The device is looked up by name at startup, so the /dev/input/eventX path (which can change after a reboot or USB reconnect) does not need to be configured.

Finding the device name and digitizer resolution

Step 1 — List all input devices:

cat /proc/bus/input/devices

Look for the entry that has B: ABS in its capabilities (indicating absolute position events). The value you need is the N: Name= field:

I: Bus=0003 Vendor=0b1e Product=000f Version=0110
N: Name="USB Touch USB Touch"
...
H: Handlers=mouse0 event5
B: EV=1b
B: ABS=3

Copy the name exactly as it appears (without quotes) into TOUCHSCREEN_DEVICE (in this case USB Touch USB Touch).

Step 2 — Find the digitizer resolution:

Use the Handlers path from Step 1 (e.g. event5) to inspect the coordinate range:

sudo evtest /dev/input/event5

In the output, look for the EV_ABS section:

Event type 3 (EV_ABS)
  Event code 0 (ABS_X)
    Min        0
    Max     4095
  Event code 1 (ABS_Y)
    Min        0
    Max     4095

Set TOUCH_RESOLUTION to [Max_X + 1, Max_Y + 1] — in this example [4096, 4096].

Note

If evtest is not installed: sudo apt install evtest

Step 3 — Prevent the touchscreen from controlling the desktop:

When Training Village is running, Python grabs the touchscreen device exclusively via evdev (device.grab()), so touch events never reach the graphical layer of the OS — the animals cannot accidentally interact with the desktop. However, when Training Village is not running the device is released and libinput (the input layer used by the desktop compositor) picks it up again.

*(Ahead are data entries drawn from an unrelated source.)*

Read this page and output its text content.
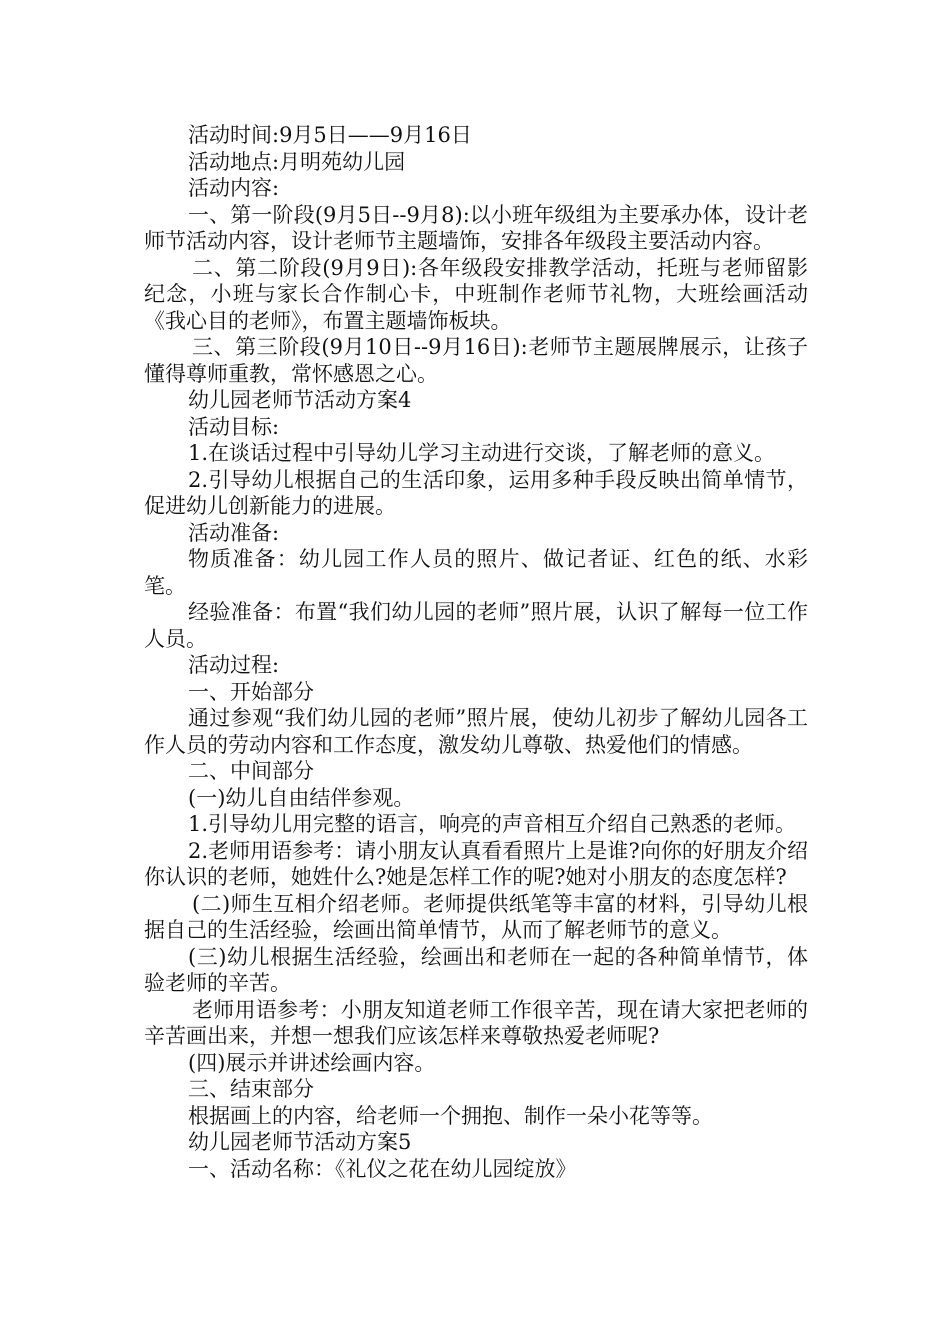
活动时间:9月5日——9月16日

活动地点:月明苑幼儿园

活动内容:

一、第一阶段(9月5日--9月8):以小班年级组为主要承办体，设计老师节活动内容，设计老师节主题墙饰，安排各年级段主要活动内容。

二、第二阶段(9月9日):各年级段安排教学活动，托班与老师留影纪念，小班与家长合作制心卡，中班制作老师节礼物，大班绘画活动《我心目的老师》，布置主题墙饰板块。

三、第三阶段(9月10日--9月16日):老师节主题展牌展示，让孩子懂得尊师重教，常怀感恩之心。

幼儿园老师节活动方案4

活动目标:

1.在谈话过程中引导幼儿学习主动进行交谈，了解老师的意义。

2.引导幼儿根据自己的生活印象，运用多种手段反映出简单情节，促进幼儿创新能力的进展。

活动准备:

物质准备：幼儿园工作人员的照片、做记者证、红色的纸、水彩笔。

经验准备：布置“我们幼儿园的老师”照片展，认识了解每一位工作人员。

活动过程:

一、开始部分

通过参观“我们幼儿园的老师”照片展，使幼儿初步了解幼儿园各工作人员的劳动内容和工作态度，激发幼儿尊敬、热爱他们的情感。

二、中间部分

(一)幼儿自由结伴参观。

1.引导幼儿用完整的语言，响亮的声音相互介绍自己熟悉的老师。

2.老师用语参考：请小朋友认真看看照片上是谁?向你的好朋友介绍你认识的老师，她姓什么?她是怎样工作的呢?她对小朋友的态度怎样?

(二)师生互相介绍老师。老师提供纸笔等丰富的材料，引导幼儿根据自己的生活经验，绘画出简单情节，从而了解老师节的意义。

(三)幼儿根据生活经验，绘画出和老师在一起的各种简单情节，体验老师的辛苦。

老师用语参考：小朋友知道老师工作很辛苦，现在请大家把老师的辛苦画出来，并想一想我们应该怎样来尊敬热爱老师呢?

(四)展示并讲述绘画内容。

三、结束部分

根据画上的内容，给老师一个拥抱、制作一朵小花等等。

幼儿园老师节活动方案5

一、活动名称：《礼仪之花在幼儿园绽放》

To prevent this permanently — regardless of whether Training Village is running — create a udev rule that tells libinput to always ignore the device. Replace USB Touch USB Touch with the exact name you found in Step 1.

Create the file /etc/udev/rules.d/99-touchscreen-grab.rules:

sudo nano /etc/udev/rules.d/99-touchscreen-grab.rules

Add the following line, replacing USB Touch USB Touch with the exact device name found in Step 1:

SUBSYSTEM=="input", ATTRS{name}=="USB Touch USB Touch", ENV{LIBINPUT_IGNORE_DEVICE}="1"

Save and close the file (Ctrl+O, Enter, Ctrl+X).

This makes libinput ignore the device completely. It remains accessible at /dev/input/eventX so Training Village can still read it via evdev, but the OS will never treat it as a pointer device.